Thanks, I think that should work too according to docs I find online. Maybe it’s just bad luck on my side. 3 weeks of less than 10 percentile results for CORR and TC. Feel I made an error someone and sent like random predictions.

Try to optimize for consistently not having less than zero correlation, rather than for maximum correlation. The signal is remarkably weak, in fact it is so weak that I repeatedly questioned myself if there is any signal at all. Random targets will have correlation in the ballpark of ~ 0.00 +/- 0.01, while the signal is somewhere at 0.03 +/- 0.02. It takes a lot of experimentation, but I can confirm there is a signal to optimize for. The Jerome 20 day target seems to be rather good for corr, but does not work so well for TC for me.

What is also helping is to try to make your model independent against single features. Lets say you create predictions with your model with standard data, and with data where you replace one feature with random numbers. Both predictions should have a high correlation (> 0.95), otherwise your model is too dependent on a single feature. Reason for that is that Numerai drops most of the ~5000 assets you are creating predictions for, especially if the feature exposure is too high. Now imagine the feature that your model is so dependent on is actually the reason for excluding some of the stocks, making all of your models other predictions basically trash.

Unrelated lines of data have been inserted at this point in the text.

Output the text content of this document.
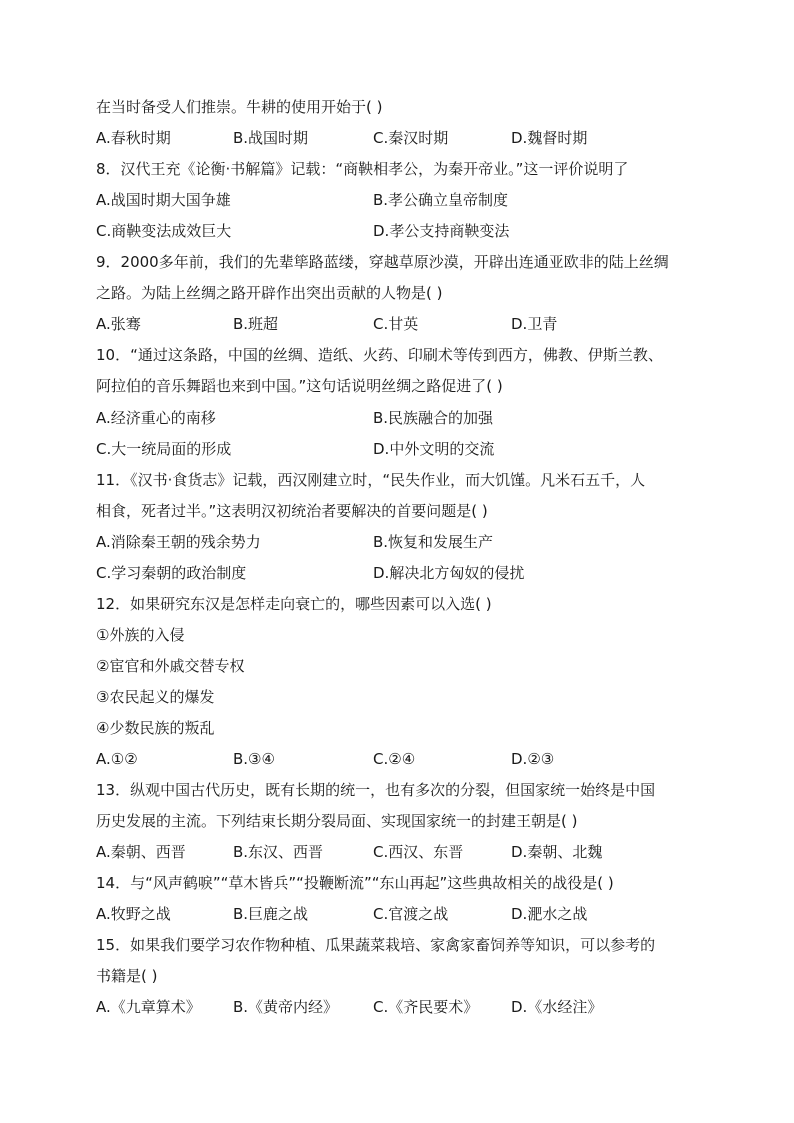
在当时备受人们推崇。牛耕的使用开始于( )
A.春秋时期	B.战国时期	C.秦汉时期	D.魏督时期
8．汉代王充《论衡·书解篇》记载：“商鞅相孝公，为秦开帝业。”这一评价说明了
A.战国时期大国争雄	B.孝公确立皇帝制度
C.商鞅变法成效巨大	D.孝公支持商鞅变法
9．2000多年前，我们的先辈筚路蓝缕，穿越草原沙漠，开辟出连通亚欧非的陆上丝绸
之路。为陆上丝绸之路开辟作出突出贡献的人物是( )
A.张骞	B.班超	C.甘英	D.卫青
10．“通过这条路，中国的丝绸、造纸、火药、印刷术等传到西方，佛教、伊斯兰教、
阿拉伯的音乐舞蹈也来到中国。”这句话说明丝绸之路促进了( )
A.经济重心的南移	B.民族融合的加强
C.大一统局面的形成	D.中外文明的交流
11．《汉书·食货志》记载，西汉刚建立时，“民失作业，而大饥馑。凡米石五千，人
相食，死者过半。”这表明汉初统治者要解决的首要问题是( )
A.消除秦王朝的残余势力	B.恢复和发展生产
C.学习秦朝的政治制度	D.解决北方匈奴的侵扰
12．如果研究东汉是怎样走向衰亡的，哪些因素可以入选( )
①外族的入侵
②宦官和外戚交替专权
③农民起义的爆发
④少数民族的叛乱
A.①②	B.③④	C.②④	D.②③
13．纵观中国古代历史，既有长期的统一，也有多次的分裂，但国家统一始终是中国
历史发展的主流。下列结束长期分裂局面、实现国家统一的封建王朝是( )
A.秦朝、西晋	B.东汉、西晋	C.西汉、东晋	D.秦朝、北魏
14．与“风声鹤唳”“草木皆兵”“投鞭断流”“东山再起”这些典故相关的战役是( )
A.牧野之战	B.巨鹿之战	C.官渡之战	D.淝水之战
15．如果我们要学习农作物种植、瓜果蔬菜栽培、家禽家畜饲养等知识，可以参考的
书籍是( )
A.《九章算术》 B.《黄帝内经》 C.《齐民要术》 D.《水经注》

Also you have to take the train/test split in the official data with a grain of salt. Each era is in the v4 dataset is one week, 4 eras are one month, 12*4 = 48 eras is one year. IIRC, the train set is around 500-600 eras, and the test set is also around 500-600 eras which are roughly 10 years train data + 10 years test data. If you train your model on the train data only, you basically have a model from 2012 trying to predict stocks in 2022. What makes this even worse, is that there are at least 5 features, that have a high correlation with the target in the train set, but zero correlation in the test set (see this post).

And even after considering all of that, while your CORR and FNC might improve, TC can still be consistently bad.


Hey kayeffnumeraitor, thank you for this thoughtful response. I will consider what you recommend for my models to improve upon them.

I was also just very surprised of the first 3 weeks of results for my two sets of models based on v4 data. The diagnostics looked pretty good, in line and better with what I have done for my v3 data models. Toss it up to random chance I guess for now. Also perhaps due to other items you pointed out here.